- Yeni geliştirilen bir araştırma modeli, insanların da aralarında bulunduğu plasentalı memeliler grubuna ait erken bir formun dinozorlarla aynı döneme denk geldiğini tespit etti.
- Bu yeni model, türlerin evrimlerini incelemek için fosil kayıtlarından daha doğru sonuç verebilir.
Bizim gibi plasental memelileri tanımlayan temel özelliklerin atalarımızda dinozorları yok eden yok oluş olayından önce mi yoksa sonra mı ortaya çıktığı konusunda uzun süredir devam eden bir tartışma vardı. İngiltere’deki Bristol Üniversitesi ve İsviçre’deki Fribourg Üniversitesinden araştırmacıların yaptığı bir analizin ardından bu tartışma nihayet çözüme kavuşmuş olabilir.
Dinozorları öldüren 66 milyon yıl önceki Kretase-Paleojen (K-Pg) kitlesel yok oluşundan önce hiçbir kesin plasental memeli fosili bulunamamıştı. Ancak fosil kayıtları, soyun dinozorlarla birlikte zaman içinde daha da geriye uzandığını gösteren moleküler saat verilerini ortaya çıkardı.

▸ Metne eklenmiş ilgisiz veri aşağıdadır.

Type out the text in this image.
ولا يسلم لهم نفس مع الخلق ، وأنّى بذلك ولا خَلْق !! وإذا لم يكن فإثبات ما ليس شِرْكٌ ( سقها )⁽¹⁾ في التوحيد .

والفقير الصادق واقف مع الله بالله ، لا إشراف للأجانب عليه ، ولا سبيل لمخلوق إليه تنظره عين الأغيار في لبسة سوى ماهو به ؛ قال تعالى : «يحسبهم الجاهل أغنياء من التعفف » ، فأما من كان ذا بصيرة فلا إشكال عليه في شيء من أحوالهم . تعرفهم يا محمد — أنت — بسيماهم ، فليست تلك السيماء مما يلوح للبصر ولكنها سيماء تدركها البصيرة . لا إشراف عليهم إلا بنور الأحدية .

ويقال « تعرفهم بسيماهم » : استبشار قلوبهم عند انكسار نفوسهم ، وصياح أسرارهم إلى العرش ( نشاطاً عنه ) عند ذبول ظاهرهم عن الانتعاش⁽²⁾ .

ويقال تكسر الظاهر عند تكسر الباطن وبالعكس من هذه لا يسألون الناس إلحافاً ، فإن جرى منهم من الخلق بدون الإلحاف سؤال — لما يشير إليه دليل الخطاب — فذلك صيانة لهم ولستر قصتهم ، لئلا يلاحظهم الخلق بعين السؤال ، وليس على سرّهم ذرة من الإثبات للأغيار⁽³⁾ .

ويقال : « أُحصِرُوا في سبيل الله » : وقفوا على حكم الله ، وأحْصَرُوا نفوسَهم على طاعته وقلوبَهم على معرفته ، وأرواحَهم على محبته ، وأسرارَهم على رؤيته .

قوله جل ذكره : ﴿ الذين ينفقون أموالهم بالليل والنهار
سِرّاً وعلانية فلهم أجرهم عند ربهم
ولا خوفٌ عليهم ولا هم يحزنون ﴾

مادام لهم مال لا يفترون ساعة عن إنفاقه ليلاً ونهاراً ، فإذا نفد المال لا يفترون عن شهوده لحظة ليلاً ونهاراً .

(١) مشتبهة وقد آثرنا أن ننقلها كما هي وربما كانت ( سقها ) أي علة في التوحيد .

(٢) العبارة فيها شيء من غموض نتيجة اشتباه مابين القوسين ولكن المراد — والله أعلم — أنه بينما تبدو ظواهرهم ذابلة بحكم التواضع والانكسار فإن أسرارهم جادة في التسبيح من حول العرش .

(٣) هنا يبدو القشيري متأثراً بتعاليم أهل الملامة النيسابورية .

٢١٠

Moleküler saat verilerinin analizleri, türlerin ortak atalarını belirlemek için zaman içinde düzenli olarak meydana gelen genetik değişiklikleri “geriye sarar”. Araştırmacılar, yeni bir istatistiksel analiz yaklaşımı kullanarak plasental memelilerin en erken formlarının muhtemelen Kretase döneminde ortaya çıktığını ve kısa bir süre için dinozorlarla karıştığını gösterebildiler.
Bristol Üniversitesinden paleobiyolog Emily Carlisle, “Binlerce plasental memeli fosilini bir araya getirdik ve farklı grupların ortaya çıkış ile yok oluş modellerini görebildik. Buna dayanarak, plasental memelilerin ne zaman evrimleştiğini tahmin edebiliyoruz.” diyor.
Araştırmacılar tarafından kullanılan model, plasental memelilerin daha modern soylarının ancak asteroid çarpmasından sonra ortaya çıkmaya başladığını da gösteriyor. Dolayısıyla dinozorların -ve çok sayıda başka türün- soyu tükendikten sonra koşulların, çeşitlenme için daha iyi olması mümkün.
380 plasental memeli ailesini temsil eden bir veri setine dayanarak bunların yüzde 21,3’ünün Kretase’ye kadar uzanabileceğini tahmin ediliyor. Buna primatlar, köpekler, kediler, tavşanlar ve yabani tavşanların ortaya çıkmasına neden olan gruplar da dahil. Dahası; simülasyonlar, plasental memelilerin benzer şekilde eski köklere sahip olduğunu gösteren önceki moleküler saat verileriyle iyi bir şekilde eşleşti.
İsviçre’deki Fribourg Üniversitesinden evrimsel biyolog Daniele Silvestro, “Kullandığımız model, soyların fosil kayıtlarında ilk kez ne zaman ortaya çıktıklarına ve soy için zaman içinde tür çeşitliliği modeline dayanarak köken yaşlarını tahmin ediyor. Ayrıca, grubun soyu tükendiğinde son ortaya çıkışlarına dayanarak soy tükenme yaşlarını da tahmin edebilir.” dedi.
Ekip, burada kullanılan modelin, özellikle mevcut fosil sayısı az olduğunda, türlerin evrim yollarını hesaplamak için fosil kayıtlarını veya moleküler verileri kullanmaktan daha doğru olduğunu öne sürüyor.
Araştırmacılar, şimdi geliştirdikleri modelin başka çalışmalarda da kullanılabileceğini umuyor. Fosil sayısallaştırma ve organizma sınıflandırması üzerine daha fazla çalışma yapıldıkça bu istatistiksel yaklaşımla elde edilen sonuçlar da gelişmeye devam edecek.